Hence I'd propose a compromise: keep the current behavior and add a allow_reconnect argument to Etcdv3#new which would default to true. true would basically mean to use current behavior (command may not take longer than timeout seconds, but if reconnection logic kicks in, it can add an arbitrary delay).

If allow_reconnect is set to false and current ETCD connection is bad, the end-points will be rotated and an exception will be raised, returning control to the caller to either retry or give up, whichever works better for them at the moment (because they have the information needed to decide that).

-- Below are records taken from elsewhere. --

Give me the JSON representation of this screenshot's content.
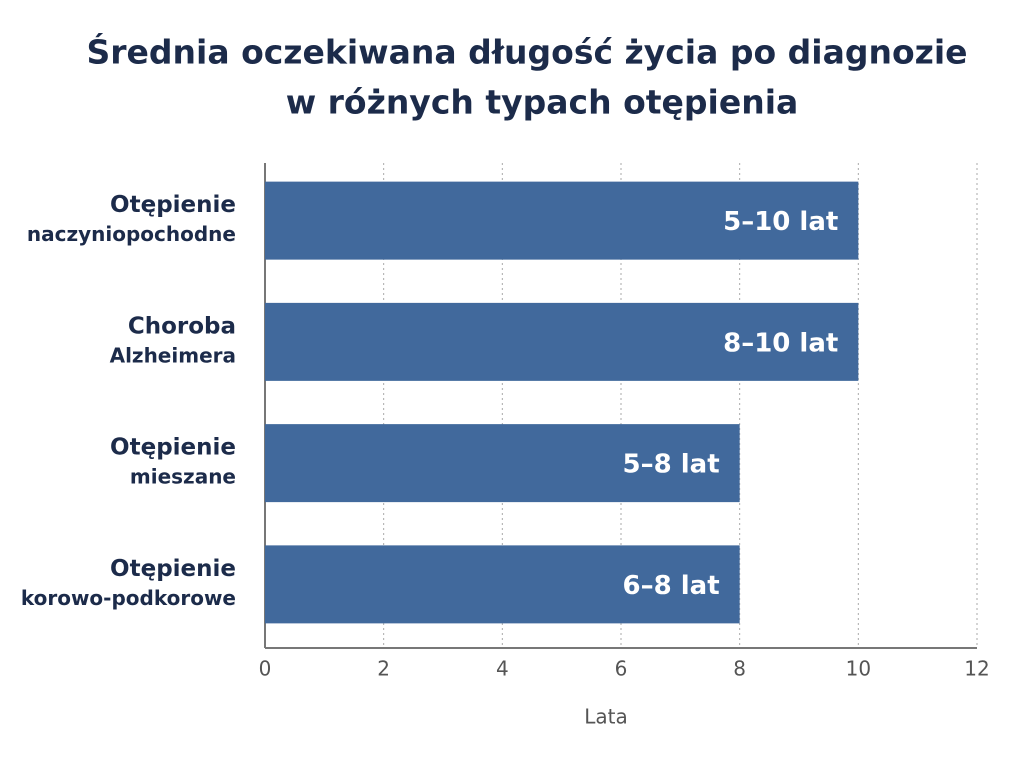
{
  "chart_data": {
    "type": "bar",
    "orientation": "horizontal",
    "title": [
      "Średnia oczekiwana długość życia po diagnozie",
      "w różnych typach otępienia"
    ],
    "categories": [
      [
        "Otępienie",
        "naczyniopochodne"
      ],
      [
        "Choroba",
        "Alzheimera"
      ],
      [
        "Otępienie",
        "mieszane"
      ],
      [
        "Otępienie",
        "korowo-podkorowe"
      ]
    ],
    "values": [
      10,
      10,
      8,
      8
    ],
    "value_labels": [
      "5–10 lat",
      "8–10 lat",
      "5–8 lat",
      "6–8 lat"
    ],
    "color": "#41699c",
    "xlabel": "Lata",
    "xlim": [
      0,
      12
    ],
    "xticks": [
      0,
      2,
      4,
      6,
      8,
      10,
      12
    ],
    "grid": true
  }
}
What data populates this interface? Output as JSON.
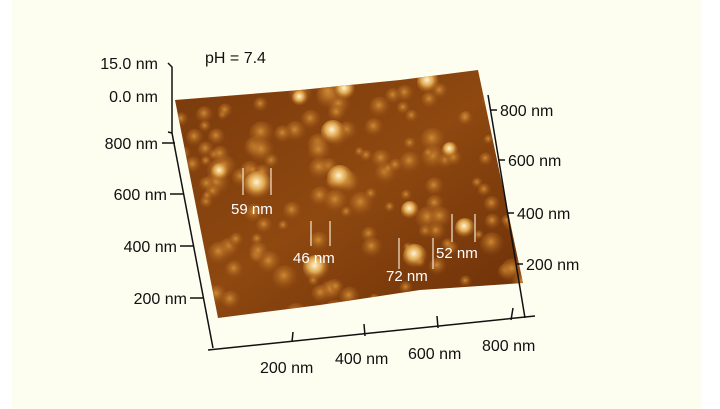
{
  "title": "pH = 7.4",
  "z_axis": {
    "ticks": [
      "15.0 nm",
      "0.0 nm"
    ]
  },
  "left_axis": {
    "ticks": [
      "800 nm",
      "600 nm",
      "400 nm",
      "200 nm"
    ]
  },
  "right_axis": {
    "ticks": [
      "800 nm",
      "600 nm",
      "400 nm",
      "200 nm"
    ]
  },
  "bottom_axis": {
    "ticks": [
      "200 nm",
      "400 nm",
      "600 nm",
      "800 nm"
    ]
  },
  "annotations": [
    "59 nm",
    "46 nm",
    "72 nm",
    "52 nm"
  ],
  "colors": {
    "surface_dark": "#6b2f08",
    "surface_mid": "#a65a14",
    "peak": "#fff4d0",
    "background": "#fdfdf0"
  }
}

Would you fined that acceptable?

In any case, thank you very much.

[dcepelik]

@davissp14 Hi Shaun, would you be willing to further discuss this, please? The proposed behavior in my last comment is IMHO a nice compromise and we're blocked on this.

As usual, thanks for the time and energy you put into maintenance of this gem!

[davissp14]

@dcepelik Sorry for the delay, life has been a little crazy as of late. The allow_reconnect flag sounds like a solid plan to me!

[graywolf-at-work]

Will implement tomorrow, thank you for greenlighting :)

[graywolf-at-work]

Is it acceptable like this? If yes, could we also ask for release again?

If further changes are required, let me know.

@dcepelik please also have a look.

[davissp14]

Overall, looks pretty good. Few things that need to be addressed though.

[graywolf-at-work]

I think that should be all? :)

[davissp14]

Few more small comments.

[davissp14]

LGTM

[davissp14]

Thanks for working through this! Nice work! Will get a release up today.

[graywolf-at-work]

Just reminding if you would be so kind to do the release for us :) Thank you

[davissp14]

Sorry for the delay, just pushed it up. Thank again!